There have been any number of theories on how to “fix” it, and Universal Music and France-based Deezer — which is approximately the sixth- or seventh-largest streaming service globally but is No. 1 in France and several other countries — have announced the launch of what they are calling an “artist-centric” streaming model, “designed to better reward the artists, and the music that fans value the most.” Deezer will launch the model in France in the fourth quarter of 2023, with additional markets to follow.
The two companies, which announced a partnership earlier this year, say they are aiming to “develop an economic model that better reflects the true value of artist-fan relationships.” While it does not resolve the central problem of the aggregate model, it does aim to boost earnings for what they call “professional artists” and recognize which artists and songs are most engaged with by users, and de-emphasize what it calls “noise audio” — for example, recordings of water running or crickets chirping — that were created with minimal creative effort yet still earn royalties.
According to the announcement, “based on Deezer’s in-depth data analysis,” the following changes are being integrated into the new artist-centric model:
• Focusing on artists – Deezer will attribute a double boost to what they define as “professional artists” – those who have a minimum of 1,000 streams per month by a minimum of 500 unique listeners – in order to more fairly reward them for the quality and engagement they bring to the platforms and fans (the company’s data shows that “only 2% of all uploaders—those artists attracting a consistent fanbase—had more than 1,000 monthly unique listeners”);
• Rewarding engaging content – additionally assigning a double boost for songs that fans actively engage with, reducing the economic influence of algorithmic programming;
• Demonetizing non-artist noise audio – Deezer is planning to replace non-artist noise content with its own content in the functional music space, and this won’t be included in the royalty pool (the streamer will also work to limit uploads of such recordings); and
• Tackling fraud – continuing to drive an updated, and stricter, proprietary fraud detection system, removing incentives for bad actors, and protecting streaming royalties for artists.
“This is the most ambitious change to the economic model since the creation of music streaming and a change that will support the creation of high-quality content in the years to come,” said Jeronimo Folgueira, CEO of Deezer. “At Deezer we always put music first, providing a high-quality experience for fans and championing fairness in the industry. We are now embracing a necessary change, to better reflect the value of each piece of content and eliminate all wrong incentives, to protect and support artists. There is no other industry where all content is valued the same, and it should be obvious to everyone that the sound of rain or a washing machine is not as valuable as a song from your favourite artist streamed in HiFi.”
Michael Nash, UMG’s EVP and Chief Digital Officer, said, “The goal of the artist centric model is to mitigate dynamics that risk drowning music in a sea of noise and to ensure we are better supporting and rewarding artists at all stages of their careers whether they have 1000 fans or 100 thousand or 100 million.
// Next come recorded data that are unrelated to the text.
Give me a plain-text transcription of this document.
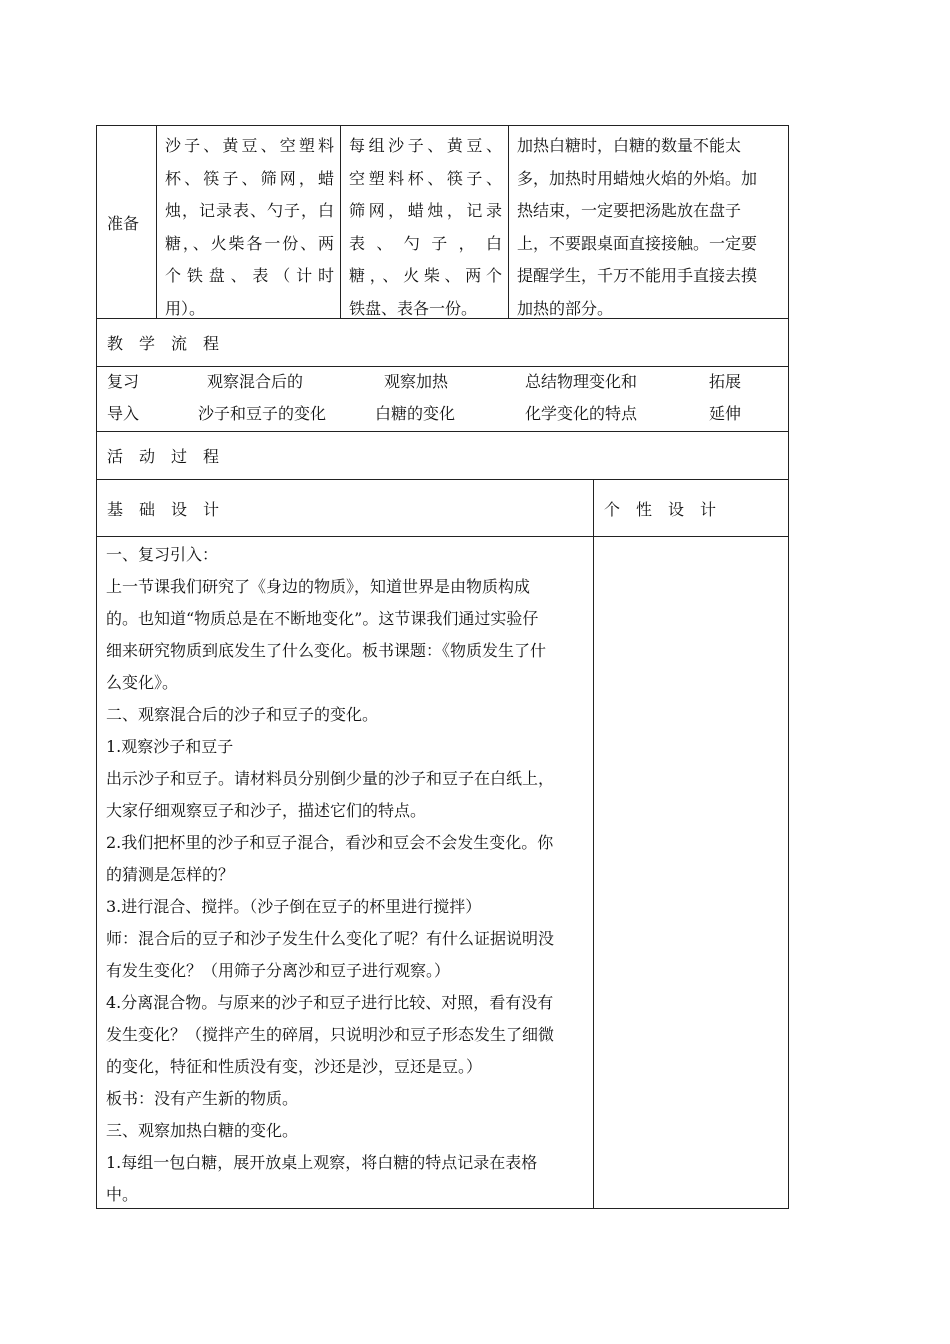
准备

沙子、黄豆、空塑料

杯、筷子、筛网，蜡

烛，记录表、勺子，白

糖，、火柴各一份、两

个铁盘、表（计时

用）。

每组沙子、黄豆、

空塑料杯、筷子、

筛网，蜡烛，记录

表、勺子，白

糖，、火柴、两个

铁盘、表各一份。

加热白糖时，白糖的数量不能太

多，加热时用蜡烛火焰的外焰。加

热结束，一定要把汤匙放在盘子

上，不要跟桌面直接接触。一定要

提醒学生，千万不能用手直接去摸

加热的部分。

教　学　流　程
复习
导入
观察混合后的
沙子和豆子的变化
观察加热
白糖的变化
总结物理变化和
化学变化的特点
拓展
延伸
活　动　过　程
基　础　设　计	个　性　设　计

一、复习引入：

上一节课我们研究了《身边的物质》，知道世界是由物质构成

的。也知道“物质总是在不断地变化”。这节课我们通过实验仔

细来研究物质到底发生了什么变化。板书课题：《物质发生了什

么变化》。

二、观察混合后的沙子和豆子的变化。

1.观察沙子和豆子

出示沙子和豆子。请材料员分别倒少量的沙子和豆子在白纸上，

大家仔细观察豆子和沙子，描述它们的特点。

2.我们把杯里的沙子和豆子混合，看沙和豆会不会发生变化。你

的猜测是怎样的？

3.进行混合、搅拌。（沙子倒在豆子的杯里进行搅拌）

师：混合后的豆子和沙子发生什么变化了呢？有什么证据说明没

有发生变化？（用筛子分离沙和豆子进行观察。）

4.分离混合物。与原来的沙子和豆子进行比较、对照，看有没有

发生变化？（搅拌产生的碎屑，只说明沙和豆子形态发生了细微

的变化，特征和性质没有变，沙还是沙，豆还是豆。）

板书：没有产生新的物质。

三、观察加热白糖的变化。

1.每组一包白糖，展开放桌上观察，将白糖的特点记录在表格

中。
With this multi-faceted approach, music by artists that attracts and engages fans will receive weighting that better recognizes its value, and the fraud and gaming, which serves only to deprive artists their due compensation, will be aggressively addressed. As the ever-evolving music landscape continues its rapid transformation, UMG and Deezer will rigorously address the impact of these changes as we incorporate new insights from data analysis, and fine-tune the model, as appropriate.”